Jakarta, Ditjen Aptika – Kasus hukum yang menimpa salah satu youtuber asal Indonesia Rius Fernandes mengenai postingan videonya di Youtube mengenai kabin di maskapai Garuda Indonesia mengundang banyak komentar publik. Menurut warganet, Pasal 27 UU ITE membelenggu kebebasan berekspresi dan tidak selaras dengan hak digital.
Sebelumnya, Tomy Tampatty Ketua Harian Serikat Pekerja Garuda Indonesia melaporkan Rius Fernandes dengan pasal 27 UU ITE terkait pencemaran nama baik, karena merasa video yang diposting oleh yang bersangkutan merugikan reputasi Maskapai Garuda Indonesia.
Berdasarkan catatan Metro TV, sejak tahun 2008 hingga 2019 ada 269 kasus ke polisi yang terkait UU ITE. Terbanyak sebanyak 210 kasus menjerat warganet berkaitan Pasal 27 tentang pencemaran nama baik.
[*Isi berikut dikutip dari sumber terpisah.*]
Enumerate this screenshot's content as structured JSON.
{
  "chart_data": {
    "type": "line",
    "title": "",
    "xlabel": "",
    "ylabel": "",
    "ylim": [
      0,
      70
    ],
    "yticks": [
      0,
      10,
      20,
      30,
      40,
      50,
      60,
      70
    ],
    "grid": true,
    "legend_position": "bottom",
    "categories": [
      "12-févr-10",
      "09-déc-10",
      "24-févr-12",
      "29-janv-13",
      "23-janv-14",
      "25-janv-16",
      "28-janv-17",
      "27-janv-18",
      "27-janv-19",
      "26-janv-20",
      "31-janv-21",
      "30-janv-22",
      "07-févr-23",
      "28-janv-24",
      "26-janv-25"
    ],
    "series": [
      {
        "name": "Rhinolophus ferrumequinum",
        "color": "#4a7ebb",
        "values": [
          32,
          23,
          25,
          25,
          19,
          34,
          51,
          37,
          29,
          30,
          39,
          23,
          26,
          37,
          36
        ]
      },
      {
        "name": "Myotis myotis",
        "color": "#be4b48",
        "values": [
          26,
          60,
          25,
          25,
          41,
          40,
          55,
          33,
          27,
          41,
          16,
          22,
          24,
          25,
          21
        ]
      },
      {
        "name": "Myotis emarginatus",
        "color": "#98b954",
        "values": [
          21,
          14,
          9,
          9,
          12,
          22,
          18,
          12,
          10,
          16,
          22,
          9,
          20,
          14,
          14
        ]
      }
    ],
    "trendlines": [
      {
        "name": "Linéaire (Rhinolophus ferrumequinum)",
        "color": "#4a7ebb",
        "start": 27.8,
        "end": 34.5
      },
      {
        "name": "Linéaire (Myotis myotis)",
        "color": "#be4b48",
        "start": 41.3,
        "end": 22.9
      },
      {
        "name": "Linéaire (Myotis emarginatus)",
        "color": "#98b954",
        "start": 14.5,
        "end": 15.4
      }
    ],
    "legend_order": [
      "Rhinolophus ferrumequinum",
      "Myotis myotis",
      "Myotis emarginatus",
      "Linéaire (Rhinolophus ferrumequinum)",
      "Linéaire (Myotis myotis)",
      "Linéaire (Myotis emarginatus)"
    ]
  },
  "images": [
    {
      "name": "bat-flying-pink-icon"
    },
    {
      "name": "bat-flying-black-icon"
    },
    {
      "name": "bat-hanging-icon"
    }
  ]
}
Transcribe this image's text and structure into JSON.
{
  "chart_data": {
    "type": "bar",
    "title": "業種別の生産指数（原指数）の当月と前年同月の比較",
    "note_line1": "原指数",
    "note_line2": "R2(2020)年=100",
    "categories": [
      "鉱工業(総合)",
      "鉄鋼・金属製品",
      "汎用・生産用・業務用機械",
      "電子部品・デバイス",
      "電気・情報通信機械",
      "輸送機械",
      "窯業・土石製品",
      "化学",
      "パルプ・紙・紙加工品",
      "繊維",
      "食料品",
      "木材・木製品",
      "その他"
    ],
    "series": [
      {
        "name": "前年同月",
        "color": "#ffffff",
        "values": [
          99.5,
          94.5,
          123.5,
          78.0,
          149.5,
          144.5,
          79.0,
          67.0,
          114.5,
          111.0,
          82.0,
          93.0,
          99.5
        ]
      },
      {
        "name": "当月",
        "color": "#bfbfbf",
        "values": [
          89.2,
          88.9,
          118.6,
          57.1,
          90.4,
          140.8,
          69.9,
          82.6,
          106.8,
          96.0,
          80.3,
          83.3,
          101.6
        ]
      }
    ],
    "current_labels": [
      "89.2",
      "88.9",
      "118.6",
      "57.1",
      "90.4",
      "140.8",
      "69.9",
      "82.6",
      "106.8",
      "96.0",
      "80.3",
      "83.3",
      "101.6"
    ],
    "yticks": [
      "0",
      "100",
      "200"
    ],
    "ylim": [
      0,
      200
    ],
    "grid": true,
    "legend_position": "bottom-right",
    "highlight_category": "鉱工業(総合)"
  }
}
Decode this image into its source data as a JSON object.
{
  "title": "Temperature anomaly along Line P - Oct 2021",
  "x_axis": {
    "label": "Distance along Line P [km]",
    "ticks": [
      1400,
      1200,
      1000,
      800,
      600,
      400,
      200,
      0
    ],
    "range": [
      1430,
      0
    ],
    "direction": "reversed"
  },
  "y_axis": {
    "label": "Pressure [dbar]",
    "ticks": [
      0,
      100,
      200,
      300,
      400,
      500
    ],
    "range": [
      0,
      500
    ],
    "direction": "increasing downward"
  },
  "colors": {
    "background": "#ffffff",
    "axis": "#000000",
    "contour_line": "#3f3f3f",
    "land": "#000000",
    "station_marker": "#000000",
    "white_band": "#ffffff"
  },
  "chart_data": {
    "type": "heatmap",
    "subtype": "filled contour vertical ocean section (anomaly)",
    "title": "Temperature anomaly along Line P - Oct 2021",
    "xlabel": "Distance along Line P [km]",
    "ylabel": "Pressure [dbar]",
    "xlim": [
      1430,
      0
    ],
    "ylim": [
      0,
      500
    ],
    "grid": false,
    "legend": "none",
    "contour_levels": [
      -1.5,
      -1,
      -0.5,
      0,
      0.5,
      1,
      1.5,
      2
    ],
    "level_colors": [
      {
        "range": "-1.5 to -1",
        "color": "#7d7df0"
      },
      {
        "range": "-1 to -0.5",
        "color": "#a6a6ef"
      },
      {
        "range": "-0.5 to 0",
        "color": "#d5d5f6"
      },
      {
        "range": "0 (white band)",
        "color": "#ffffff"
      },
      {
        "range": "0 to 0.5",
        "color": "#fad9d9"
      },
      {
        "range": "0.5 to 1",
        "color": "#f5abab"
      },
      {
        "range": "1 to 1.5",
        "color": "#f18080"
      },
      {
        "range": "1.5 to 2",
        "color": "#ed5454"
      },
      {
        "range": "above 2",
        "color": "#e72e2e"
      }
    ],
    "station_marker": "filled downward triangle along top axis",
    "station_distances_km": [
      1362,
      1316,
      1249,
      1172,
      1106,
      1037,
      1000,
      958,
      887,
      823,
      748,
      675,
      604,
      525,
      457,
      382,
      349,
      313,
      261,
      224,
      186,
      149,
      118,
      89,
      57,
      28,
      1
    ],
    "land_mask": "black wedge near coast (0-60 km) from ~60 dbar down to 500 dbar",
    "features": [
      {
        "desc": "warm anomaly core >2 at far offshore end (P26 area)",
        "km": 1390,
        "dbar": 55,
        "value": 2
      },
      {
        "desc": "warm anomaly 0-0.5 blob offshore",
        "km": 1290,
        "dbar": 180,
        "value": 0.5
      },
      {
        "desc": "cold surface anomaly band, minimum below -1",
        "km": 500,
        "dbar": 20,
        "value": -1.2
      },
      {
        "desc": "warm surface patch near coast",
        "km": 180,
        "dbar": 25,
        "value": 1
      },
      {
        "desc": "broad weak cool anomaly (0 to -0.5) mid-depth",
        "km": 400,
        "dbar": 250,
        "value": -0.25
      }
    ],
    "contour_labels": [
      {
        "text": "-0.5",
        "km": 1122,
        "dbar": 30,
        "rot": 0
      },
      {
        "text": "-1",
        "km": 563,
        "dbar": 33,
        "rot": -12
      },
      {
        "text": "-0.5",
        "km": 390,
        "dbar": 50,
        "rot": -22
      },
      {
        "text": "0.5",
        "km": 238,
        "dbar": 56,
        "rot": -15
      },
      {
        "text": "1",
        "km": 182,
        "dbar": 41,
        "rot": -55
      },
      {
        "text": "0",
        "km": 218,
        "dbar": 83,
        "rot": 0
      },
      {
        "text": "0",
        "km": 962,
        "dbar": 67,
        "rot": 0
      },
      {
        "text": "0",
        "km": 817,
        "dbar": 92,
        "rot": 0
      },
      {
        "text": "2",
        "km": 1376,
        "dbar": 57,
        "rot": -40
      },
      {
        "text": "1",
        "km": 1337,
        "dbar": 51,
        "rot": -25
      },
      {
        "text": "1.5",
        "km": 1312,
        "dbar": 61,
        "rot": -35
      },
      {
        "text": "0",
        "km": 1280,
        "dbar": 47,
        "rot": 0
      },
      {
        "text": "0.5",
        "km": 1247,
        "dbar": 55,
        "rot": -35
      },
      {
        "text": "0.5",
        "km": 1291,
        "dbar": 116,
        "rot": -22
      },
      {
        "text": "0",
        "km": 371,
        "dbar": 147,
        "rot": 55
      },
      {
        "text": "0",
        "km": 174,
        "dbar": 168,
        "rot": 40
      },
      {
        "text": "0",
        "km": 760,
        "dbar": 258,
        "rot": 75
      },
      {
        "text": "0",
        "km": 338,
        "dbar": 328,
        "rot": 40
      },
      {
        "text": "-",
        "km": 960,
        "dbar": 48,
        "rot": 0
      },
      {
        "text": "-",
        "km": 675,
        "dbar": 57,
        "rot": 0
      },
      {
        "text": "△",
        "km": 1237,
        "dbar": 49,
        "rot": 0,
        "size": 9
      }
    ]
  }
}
“Kementerian Kominfo sejak menginisiasi UU ITE pada tahun 2003 dan diundangkan pada 2008 serta direvisi pada 2016 sudah memperkirakan hal seperti ini. Tolak ukur UU ITE sangat jelas, sejumlah pasal 27, 28, dan 29 yang disebutkan memiliki unsur-unsur dimana semua unsurnya harus terpenuhi dalam melaporkan melalui delik aduan. Untuk proses lebih lanjut nanti akan melalui penegak hukum,” jelas Ferdinandus Setu, Plt. Kepala Biro Humas Kementerian Kominfo, saat diundang Metro TV, Kamis (18/07/2019).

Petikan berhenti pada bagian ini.